Implicit dynamic buckling analysis of thin-shell isogeometric structures considering geometric imperfections

In continuation of our previous work on nonlinear stability analysis of trimmed isogeometric thin shells, this contribution is an extension to dynamic buckling analyses for predicting reliably complex snap-through and mode-jumping behavior. Specifically, a modified generalized-alpha time integration scheme is used and combined with a nonlinear isogeometric Kirchhoff-Love shell element to provide second-order accuracy while introducing controllable high-frequency dissipation. In addition, a weak enforcement of essential boundary conditions based on a penalty approach is considered with a particular focus on the inhomogeneous case of imposed prescribed displacements. Moreover, we propose a least-squares B-spline surface fitting approach and corresponding error measures to model both eigenmode based and measured geometric imperfections.
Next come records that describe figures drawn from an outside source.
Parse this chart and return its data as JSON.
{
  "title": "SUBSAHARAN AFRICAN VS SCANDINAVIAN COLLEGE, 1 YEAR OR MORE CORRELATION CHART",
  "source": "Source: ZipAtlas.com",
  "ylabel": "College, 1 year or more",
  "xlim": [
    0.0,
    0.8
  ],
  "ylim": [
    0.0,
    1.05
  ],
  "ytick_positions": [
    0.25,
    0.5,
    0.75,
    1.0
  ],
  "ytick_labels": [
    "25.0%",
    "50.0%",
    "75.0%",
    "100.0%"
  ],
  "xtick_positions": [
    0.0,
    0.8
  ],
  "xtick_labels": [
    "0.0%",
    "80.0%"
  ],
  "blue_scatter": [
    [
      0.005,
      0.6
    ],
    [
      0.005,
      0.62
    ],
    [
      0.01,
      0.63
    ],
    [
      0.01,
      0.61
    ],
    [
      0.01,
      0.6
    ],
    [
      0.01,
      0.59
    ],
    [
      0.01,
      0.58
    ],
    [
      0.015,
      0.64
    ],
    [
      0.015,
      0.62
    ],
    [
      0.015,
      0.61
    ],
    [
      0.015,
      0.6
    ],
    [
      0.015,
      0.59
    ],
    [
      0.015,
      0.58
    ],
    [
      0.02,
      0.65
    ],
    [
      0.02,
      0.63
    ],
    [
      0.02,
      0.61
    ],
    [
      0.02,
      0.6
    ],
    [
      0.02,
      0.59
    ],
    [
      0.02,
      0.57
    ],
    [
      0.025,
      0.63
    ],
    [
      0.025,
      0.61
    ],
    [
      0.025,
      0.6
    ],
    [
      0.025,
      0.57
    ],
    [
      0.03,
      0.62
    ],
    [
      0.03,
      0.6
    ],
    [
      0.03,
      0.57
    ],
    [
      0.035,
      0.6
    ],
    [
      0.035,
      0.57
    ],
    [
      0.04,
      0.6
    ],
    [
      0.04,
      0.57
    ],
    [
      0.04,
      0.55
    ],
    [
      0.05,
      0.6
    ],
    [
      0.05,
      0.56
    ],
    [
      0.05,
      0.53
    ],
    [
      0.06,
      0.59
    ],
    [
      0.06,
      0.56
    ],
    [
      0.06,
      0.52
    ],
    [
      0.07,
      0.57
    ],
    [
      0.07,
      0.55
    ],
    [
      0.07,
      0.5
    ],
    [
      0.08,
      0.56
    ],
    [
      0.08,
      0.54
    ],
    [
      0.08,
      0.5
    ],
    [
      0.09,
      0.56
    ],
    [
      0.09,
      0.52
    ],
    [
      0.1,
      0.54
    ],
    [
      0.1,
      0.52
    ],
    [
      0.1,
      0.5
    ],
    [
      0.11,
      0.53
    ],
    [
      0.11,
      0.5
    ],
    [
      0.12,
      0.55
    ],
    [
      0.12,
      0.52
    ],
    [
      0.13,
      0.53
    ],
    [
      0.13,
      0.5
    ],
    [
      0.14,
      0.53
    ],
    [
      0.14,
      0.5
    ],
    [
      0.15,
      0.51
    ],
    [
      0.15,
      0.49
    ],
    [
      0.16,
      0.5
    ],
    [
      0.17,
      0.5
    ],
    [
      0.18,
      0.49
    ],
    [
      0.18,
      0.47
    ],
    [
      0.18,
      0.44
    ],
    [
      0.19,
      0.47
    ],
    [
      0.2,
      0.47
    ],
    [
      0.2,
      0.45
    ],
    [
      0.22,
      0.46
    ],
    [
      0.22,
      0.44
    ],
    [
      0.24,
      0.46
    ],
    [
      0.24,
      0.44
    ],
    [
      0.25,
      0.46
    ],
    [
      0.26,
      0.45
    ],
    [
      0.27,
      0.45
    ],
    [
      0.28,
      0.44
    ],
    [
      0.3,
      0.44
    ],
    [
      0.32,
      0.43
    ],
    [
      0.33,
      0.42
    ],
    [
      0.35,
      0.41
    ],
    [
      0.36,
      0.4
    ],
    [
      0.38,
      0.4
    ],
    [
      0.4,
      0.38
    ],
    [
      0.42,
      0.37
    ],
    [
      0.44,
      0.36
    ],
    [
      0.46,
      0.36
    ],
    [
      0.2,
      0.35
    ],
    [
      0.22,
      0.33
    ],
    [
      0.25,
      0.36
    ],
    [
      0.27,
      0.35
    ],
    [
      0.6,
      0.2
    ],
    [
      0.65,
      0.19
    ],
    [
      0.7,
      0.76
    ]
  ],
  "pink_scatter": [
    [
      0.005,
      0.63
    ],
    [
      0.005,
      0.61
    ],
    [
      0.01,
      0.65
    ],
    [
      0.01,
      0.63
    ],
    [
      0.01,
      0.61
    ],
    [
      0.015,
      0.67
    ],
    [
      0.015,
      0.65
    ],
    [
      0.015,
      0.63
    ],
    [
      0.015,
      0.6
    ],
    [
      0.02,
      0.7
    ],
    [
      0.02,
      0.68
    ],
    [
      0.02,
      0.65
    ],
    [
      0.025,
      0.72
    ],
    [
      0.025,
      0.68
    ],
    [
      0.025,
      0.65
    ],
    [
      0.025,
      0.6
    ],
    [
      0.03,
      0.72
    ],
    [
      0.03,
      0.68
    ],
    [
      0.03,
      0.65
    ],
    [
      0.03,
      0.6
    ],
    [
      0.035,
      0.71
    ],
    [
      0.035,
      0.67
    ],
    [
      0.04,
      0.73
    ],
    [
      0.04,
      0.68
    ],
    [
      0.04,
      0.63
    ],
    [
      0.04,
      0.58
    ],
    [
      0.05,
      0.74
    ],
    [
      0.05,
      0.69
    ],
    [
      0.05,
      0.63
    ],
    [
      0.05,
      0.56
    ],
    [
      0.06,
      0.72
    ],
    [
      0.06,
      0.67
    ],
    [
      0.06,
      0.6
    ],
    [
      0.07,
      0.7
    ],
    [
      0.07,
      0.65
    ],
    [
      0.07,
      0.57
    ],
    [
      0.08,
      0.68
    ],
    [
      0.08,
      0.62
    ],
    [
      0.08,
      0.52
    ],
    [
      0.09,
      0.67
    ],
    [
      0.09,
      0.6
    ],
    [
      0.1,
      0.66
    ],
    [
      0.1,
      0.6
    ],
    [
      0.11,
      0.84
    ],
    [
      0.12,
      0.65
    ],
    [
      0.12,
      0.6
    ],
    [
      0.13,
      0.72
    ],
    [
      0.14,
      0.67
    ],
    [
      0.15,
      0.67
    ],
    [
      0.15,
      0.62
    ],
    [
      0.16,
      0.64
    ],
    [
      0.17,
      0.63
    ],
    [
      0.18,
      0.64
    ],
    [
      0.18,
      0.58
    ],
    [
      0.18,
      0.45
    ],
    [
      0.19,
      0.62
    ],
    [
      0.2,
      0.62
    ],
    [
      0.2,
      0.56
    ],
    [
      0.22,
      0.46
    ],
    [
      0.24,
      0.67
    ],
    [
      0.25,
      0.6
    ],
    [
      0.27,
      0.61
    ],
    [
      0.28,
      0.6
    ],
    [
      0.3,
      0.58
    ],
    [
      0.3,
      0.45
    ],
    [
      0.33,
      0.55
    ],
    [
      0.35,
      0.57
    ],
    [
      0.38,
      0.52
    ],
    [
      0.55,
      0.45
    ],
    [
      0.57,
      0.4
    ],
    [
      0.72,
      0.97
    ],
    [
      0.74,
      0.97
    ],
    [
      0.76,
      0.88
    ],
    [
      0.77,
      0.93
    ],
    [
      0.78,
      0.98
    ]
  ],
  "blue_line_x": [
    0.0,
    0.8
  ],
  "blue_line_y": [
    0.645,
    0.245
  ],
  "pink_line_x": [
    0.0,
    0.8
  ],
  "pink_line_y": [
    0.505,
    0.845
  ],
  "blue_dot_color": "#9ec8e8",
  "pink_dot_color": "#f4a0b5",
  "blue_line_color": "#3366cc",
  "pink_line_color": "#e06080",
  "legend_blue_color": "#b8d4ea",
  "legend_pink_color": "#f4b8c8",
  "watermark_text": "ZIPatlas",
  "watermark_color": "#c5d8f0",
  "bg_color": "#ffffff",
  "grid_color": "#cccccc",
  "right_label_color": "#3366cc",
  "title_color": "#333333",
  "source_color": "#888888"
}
The imperfect geometries thus obtained can be naturally integrated into the framework of isogeometric nonlinear dynamic shell analysis. Based on this idea, the different modeling methods and the influence of the appropriately considered geometric imperfections on the dynamic buckling behavior can be investigated systematically. Both perfect and geometrically imperfect shell models are considered to assess the performance of the proposed method. We compare our method with established developments in this field and demonstrate superior achievements with regard to solution quality and robustness.